To the contrary, Pekin cited Pekin Insurance Co. v. Roszak, No. 1-09-1709 (1st Dist. June 25, 2010), decided after Wilson, in which the 1st District limited its analysis on the issue of the duty to defend by looking solely at the underlying complaint, and stating that "we are still tied to the words of the complaint." Quinn countered that Roszak was decided by a different division of the 1st District and that it was contrary to Wilson. He therefore determined that the court could look not only to the underlying complaint but also to other relevant pleadings and documents.
Quinn thus cited to Kaiser's response to the request to admit in the underlying case indicating that he was pursuing a theory of vicarious liability against Pulte. Quinn also noted Kunde's answer to Pulte's counterclaim admitting that Kunde was in the sewer and water business and was responsible for the portion of the construction project that was the subject of Kaiser's lawsuit. These were indicia, according to Quinn, that Kunde could be found solely negligent and that Pulte's liability, if any would be solely vicarious.
Quinn also found relevant the contract between Pulte and Kunde. It contained language stating that Kunde would defend and indemnify Pulte unless the claims were determined by a trier of fact to be the sole negligence of Pulte. This language suggested to Quinn that Kaiser's allegations were within or potentially within coverage.

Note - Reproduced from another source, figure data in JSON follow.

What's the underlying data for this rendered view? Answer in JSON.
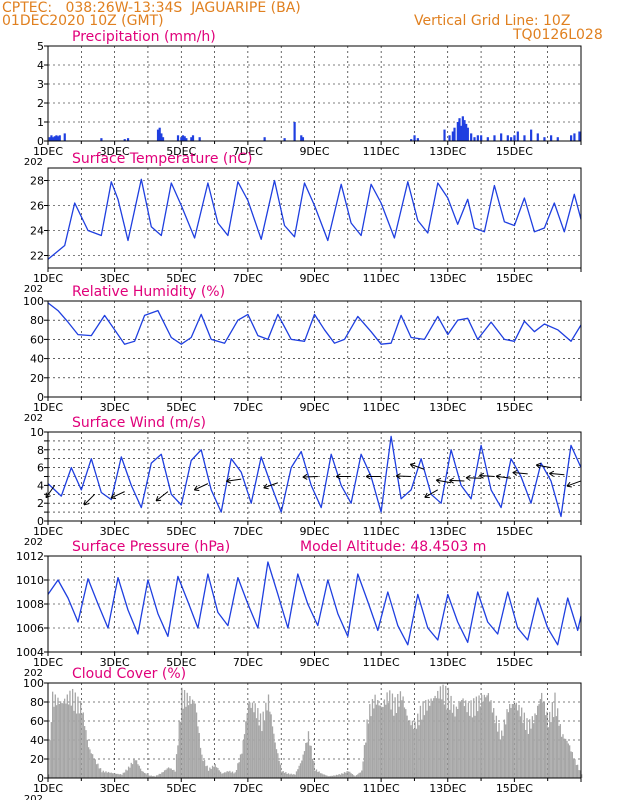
{
  "header": {
    "left_line1": "CPTEC:   038:26W-13:34S  JAGUARIPE (BA)",
    "left_line2": "01DEC2020 10Z (GMT)",
    "right_line1": "Vertical Grid Line: 10Z",
    "right_line2": "TQ0126L028"
  },
  "colors": {
    "header": "#e08020",
    "title": "#e0007a",
    "line": "#1f3fe0",
    "bar": "#1f3fe0",
    "cloud": "#a6a6a6",
    "grid": "#000000"
  },
  "x_labels": [
    "1DEC",
    "3DEC",
    "5DEC",
    "7DEC",
    "9DEC",
    "11DEC",
    "13DEC",
    "15DEC"
  ],
  "x_stub": "202",
  "chart_data": [
    {
      "id": "precip",
      "type": "bar",
      "title": "Precipitation (mm/h)",
      "ylim": [
        0,
        5
      ],
      "yticks": [
        0,
        1,
        2,
        3,
        4,
        5
      ],
      "yticks_shown": [
        "0",
        "1",
        "2",
        "3",
        "4",
        "5"
      ],
      "x": [
        0.05,
        0.1,
        0.15,
        0.2,
        0.25,
        0.3,
        0.35,
        0.5,
        1.6,
        2.3,
        2.4,
        3.3,
        3.35,
        3.4,
        3.45,
        3.9,
        4.0,
        4.05,
        4.1,
        4.15,
        4.3,
        4.35,
        4.55,
        6.5,
        7.1,
        7.4,
        7.6,
        7.65,
        10.9,
        11.0,
        11.1,
        11.9,
        12.05,
        12.15,
        12.2,
        12.3,
        12.35,
        12.4,
        12.45,
        12.5,
        12.55,
        12.6,
        12.7,
        12.8,
        12.9,
        13.0,
        13.2,
        13.4,
        13.6,
        13.8,
        13.9,
        14.0,
        14.1,
        14.3,
        14.5,
        14.7,
        14.9,
        15.1,
        15.3,
        15.7,
        15.8,
        15.95
      ],
      "values": [
        0.2,
        0.3,
        0.2,
        0.25,
        0.3,
        0.25,
        0.3,
        0.4,
        0.15,
        0.1,
        0.15,
        0.6,
        0.7,
        0.4,
        0.2,
        0.3,
        0.2,
        0.3,
        0.25,
        0.15,
        0.2,
        0.3,
        0.2,
        0.2,
        0.15,
        1.0,
        0.3,
        0.2,
        0.1,
        0.3,
        0.15,
        0.6,
        0.3,
        0.5,
        0.7,
        1.0,
        1.2,
        0.8,
        1.3,
        1.1,
        0.9,
        0.7,
        0.4,
        0.2,
        0.3,
        0.3,
        0.2,
        0.3,
        0.4,
        0.3,
        0.2,
        0.3,
        0.5,
        0.3,
        0.6,
        0.4,
        0.2,
        0.3,
        0.2,
        0.3,
        0.4,
        0.5
      ]
    },
    {
      "id": "temp",
      "type": "line",
      "title": "Surface Temperature (nC)",
      "ylim": [
        21,
        29
      ],
      "yticks": [
        22,
        24,
        26,
        28
      ],
      "yticks_shown": [
        "22",
        "24",
        "26",
        "28"
      ],
      "x": [
        0,
        0.5,
        0.8,
        1.2,
        1.6,
        1.9,
        2.1,
        2.4,
        2.8,
        3.1,
        3.4,
        3.7,
        4.0,
        4.4,
        4.8,
        5.1,
        5.4,
        5.7,
        6.0,
        6.4,
        6.8,
        7.1,
        7.4,
        7.7,
        8.0,
        8.4,
        8.8,
        9.1,
        9.4,
        9.7,
        10.0,
        10.4,
        10.8,
        11.1,
        11.4,
        11.7,
        12.0,
        12.3,
        12.6,
        12.8,
        13.1,
        13.4,
        13.7,
        14.0,
        14.3,
        14.6,
        14.9,
        15.2,
        15.5,
        15.8,
        16.0
      ],
      "values": [
        21.7,
        22.8,
        26.2,
        24.0,
        23.6,
        27.9,
        26.5,
        23.2,
        28.1,
        24.3,
        23.6,
        27.8,
        26.0,
        23.4,
        27.8,
        24.6,
        23.6,
        27.9,
        26.4,
        23.3,
        28.0,
        24.4,
        23.5,
        27.8,
        26.0,
        23.2,
        27.7,
        24.6,
        23.6,
        27.7,
        26.2,
        23.4,
        27.9,
        24.8,
        23.8,
        27.8,
        26.6,
        24.5,
        26.5,
        24.2,
        23.9,
        27.6,
        24.7,
        24.4,
        26.6,
        23.9,
        24.2,
        26.2,
        23.9,
        26.9,
        24.9
      ]
    },
    {
      "id": "rh",
      "type": "line",
      "title": "Relative Humidity (%)",
      "ylim": [
        0,
        100
      ],
      "yticks": [
        0,
        20,
        40,
        60,
        80,
        100
      ],
      "yticks_shown": [
        "0",
        "20",
        "40",
        "60",
        "80",
        "100"
      ],
      "x": [
        0,
        0.3,
        0.6,
        0.9,
        1.3,
        1.7,
        2.0,
        2.3,
        2.6,
        2.9,
        3.3,
        3.7,
        4.0,
        4.3,
        4.6,
        4.9,
        5.3,
        5.7,
        6.0,
        6.3,
        6.6,
        6.9,
        7.3,
        7.7,
        8.0,
        8.3,
        8.6,
        8.9,
        9.3,
        9.7,
        10.0,
        10.3,
        10.6,
        10.9,
        11.3,
        11.7,
        12.0,
        12.3,
        12.6,
        12.9,
        13.3,
        13.7,
        14.0,
        14.3,
        14.6,
        14.9,
        15.3,
        15.7,
        16.0
      ],
      "values": [
        98,
        90,
        78,
        65,
        64,
        85,
        70,
        55,
        58,
        85,
        90,
        62,
        55,
        62,
        86,
        60,
        56,
        80,
        86,
        64,
        60,
        86,
        60,
        58,
        86,
        70,
        56,
        60,
        84,
        68,
        55,
        56,
        85,
        62,
        60,
        84,
        65,
        80,
        82,
        60,
        78,
        60,
        58,
        79,
        68,
        76,
        70,
        58,
        75
      ]
    },
    {
      "id": "wind",
      "type": "line",
      "title": "Surface Wind (m/s)",
      "ylim": [
        0,
        10
      ],
      "yticks": [
        0,
        1,
        2,
        3,
        4,
        5,
        6,
        7,
        8,
        9,
        10
      ],
      "yticks_shown": [
        "0",
        "2",
        "4",
        "6",
        "8",
        "10"
      ],
      "x": [
        0,
        0.4,
        0.7,
        1.0,
        1.3,
        1.6,
        1.9,
        2.2,
        2.5,
        2.8,
        3.1,
        3.4,
        3.7,
        4.0,
        4.3,
        4.6,
        4.9,
        5.2,
        5.5,
        5.8,
        6.1,
        6.4,
        6.7,
        7.0,
        7.3,
        7.6,
        7.9,
        8.2,
        8.5,
        8.8,
        9.1,
        9.4,
        9.7,
        10.0,
        10.3,
        10.6,
        10.9,
        11.2,
        11.5,
        11.8,
        12.1,
        12.4,
        12.7,
        13.0,
        13.3,
        13.6,
        13.9,
        14.2,
        14.5,
        14.8,
        15.1,
        15.4,
        15.7,
        16.0
      ],
      "values": [
        4.2,
        2.8,
        6.0,
        3.5,
        7.0,
        3.2,
        2.4,
        7.2,
        4.0,
        1.5,
        6.5,
        7.5,
        3.0,
        1.8,
        6.8,
        8.0,
        3.5,
        1.0,
        7.0,
        5.5,
        2.0,
        7.2,
        4.0,
        1.0,
        6.0,
        7.8,
        4.0,
        1.5,
        7.5,
        4.0,
        2.0,
        7.5,
        5.0,
        1.0,
        9.5,
        2.5,
        3.5,
        7.0,
        3.0,
        2.0,
        8.0,
        4.0,
        2.5,
        8.5,
        3.5,
        1.5,
        7.0,
        5.0,
        2.0,
        6.5,
        4.5,
        0.5,
        8.5,
        6.0
      ],
      "arrows": [
        [
          0.2,
          4.0,
          235
        ],
        [
          1.4,
          3.0,
          225
        ],
        [
          2.3,
          3.3,
          205
        ],
        [
          3.6,
          3.3,
          218
        ],
        [
          4.8,
          4.2,
          205
        ],
        [
          5.8,
          4.7,
          188
        ],
        [
          6.9,
          4.3,
          200
        ],
        [
          8.1,
          5.0,
          182
        ],
        [
          9.1,
          5.0,
          180
        ],
        [
          10.0,
          5.0,
          180
        ],
        [
          10.9,
          5.0,
          178
        ],
        [
          11.3,
          5.8,
          160
        ],
        [
          11.7,
          3.5,
          210
        ],
        [
          12.1,
          4.3,
          170
        ],
        [
          12.5,
          4.5,
          178
        ],
        [
          13.0,
          4.8,
          178
        ],
        [
          13.4,
          5.0,
          176
        ],
        [
          13.9,
          4.8,
          172
        ],
        [
          14.4,
          5.3,
          175
        ],
        [
          15.1,
          6.0,
          170
        ],
        [
          15.5,
          5.2,
          175
        ],
        [
          16.0,
          4.5,
          200
        ]
      ]
    },
    {
      "id": "pres",
      "type": "line",
      "title": "Surface Pressure (hPa)",
      "subtitle": "Model Altitude: 48.4503 m",
      "ylim": [
        1004,
        1012
      ],
      "yticks": [
        1004,
        1006,
        1008,
        1010,
        1012
      ],
      "yticks_shown": [
        "1004",
        "1006",
        "1008",
        "1010",
        "1012"
      ],
      "x": [
        0,
        0.3,
        0.6,
        0.9,
        1.2,
        1.5,
        1.8,
        2.1,
        2.4,
        2.7,
        3.0,
        3.3,
        3.6,
        3.9,
        4.2,
        4.5,
        4.8,
        5.1,
        5.4,
        5.7,
        6.0,
        6.3,
        6.6,
        6.9,
        7.2,
        7.5,
        7.8,
        8.1,
        8.4,
        8.7,
        9.0,
        9.3,
        9.6,
        9.9,
        10.2,
        10.5,
        10.8,
        11.1,
        11.4,
        11.7,
        12.0,
        12.3,
        12.6,
        12.9,
        13.2,
        13.5,
        13.8,
        14.1,
        14.4,
        14.7,
        15.0,
        15.3,
        15.6,
        15.9,
        16.0
      ],
      "values": [
        1008.8,
        1010.0,
        1008.5,
        1006.5,
        1010.1,
        1008.0,
        1006.0,
        1010.2,
        1007.5,
        1005.5,
        1010.0,
        1007.2,
        1005.3,
        1010.3,
        1008.2,
        1006.0,
        1010.5,
        1007.3,
        1006.2,
        1010.2,
        1008.0,
        1006.0,
        1011.5,
        1008.8,
        1006.0,
        1010.5,
        1008.0,
        1006.2,
        1010.0,
        1007.2,
        1005.3,
        1010.5,
        1008.2,
        1005.8,
        1009.0,
        1006.2,
        1004.6,
        1008.8,
        1006.0,
        1005.0,
        1008.8,
        1006.5,
        1004.8,
        1009.0,
        1006.5,
        1005.5,
        1009.0,
        1006.0,
        1005.0,
        1008.5,
        1006.0,
        1004.6,
        1008.5,
        1005.8,
        1007.0
      ]
    },
    {
      "id": "cloud",
      "type": "area",
      "title": "Cloud Cover (%)",
      "ylim": [
        0,
        100
      ],
      "yticks": [
        0,
        20,
        40,
        60,
        80,
        100
      ],
      "yticks_shown": [
        "0",
        "20",
        "40",
        "60",
        "80",
        "100"
      ],
      "x": [
        0,
        0.1,
        0.4,
        0.7,
        1.0,
        1.2,
        1.4,
        1.6,
        2.0,
        2.2,
        2.4,
        2.6,
        2.8,
        3.0,
        3.2,
        3.4,
        3.6,
        3.8,
        4.0,
        4.2,
        4.4,
        4.6,
        4.8,
        5.0,
        5.2,
        5.4,
        5.6,
        5.8,
        6.0,
        6.2,
        6.4,
        6.6,
        6.8,
        7.0,
        7.2,
        7.4,
        7.6,
        7.8,
        8.0,
        8.2,
        8.4,
        8.6,
        8.8,
        9.0,
        9.2,
        9.4,
        9.6,
        9.8,
        10.0,
        10.2,
        10.4,
        10.6,
        10.8,
        11.0,
        11.2,
        11.4,
        11.6,
        11.8,
        12.0,
        12.2,
        12.4,
        12.6,
        12.8,
        13.0,
        13.2,
        13.4,
        13.6,
        13.8,
        14.0,
        14.2,
        14.4,
        14.6,
        14.8,
        15.0,
        15.2,
        15.4,
        15.6,
        15.8,
        16.0
      ],
      "values": [
        5,
        92,
        85,
        95,
        80,
        35,
        20,
        8,
        5,
        4,
        12,
        22,
        8,
        3,
        2,
        6,
        12,
        8,
        95,
        90,
        85,
        25,
        10,
        15,
        5,
        8,
        6,
        30,
        85,
        80,
        65,
        90,
        40,
        8,
        5,
        4,
        20,
        50,
        10,
        5,
        2,
        3,
        5,
        8,
        2,
        8,
        75,
        90,
        80,
        95,
        85,
        95,
        65,
        60,
        80,
        85,
        92,
        100,
        95,
        75,
        90,
        80,
        85,
        90,
        95,
        70,
        50,
        80,
        85,
        75,
        60,
        70,
        95,
        65,
        90,
        50,
        40,
        20,
        5
      ]
    }
  ]
}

Pekin cited several additional cases holding that, under language similar to that contained in the additional insured endorsement here, an insurer does not have a duty to defend an additional insured where the underlying complaint alleges that the additional insured's liability is based on its own acts or omissions.
Quinn found all of Pekin's cases distinguishable in part on the ground that the courts in those cases did not look beyond the underlying complaint, as permitted by Wilson, to analyze the terms of the contract between the contractor and subcontractor, or to analyze other documents or evidence that could help in resolving the duty to defend.
Ultimately, said Quinn, under the terms of the subcontract between Pulte and Kunde, as well as the facts giving rise to the underlying litigation, Pekin had a duty to defend Pulte until a trier of fact made a determination regarding liability.
The court therefore affirmed summary judgment in favor of Pulte on the duty to defend.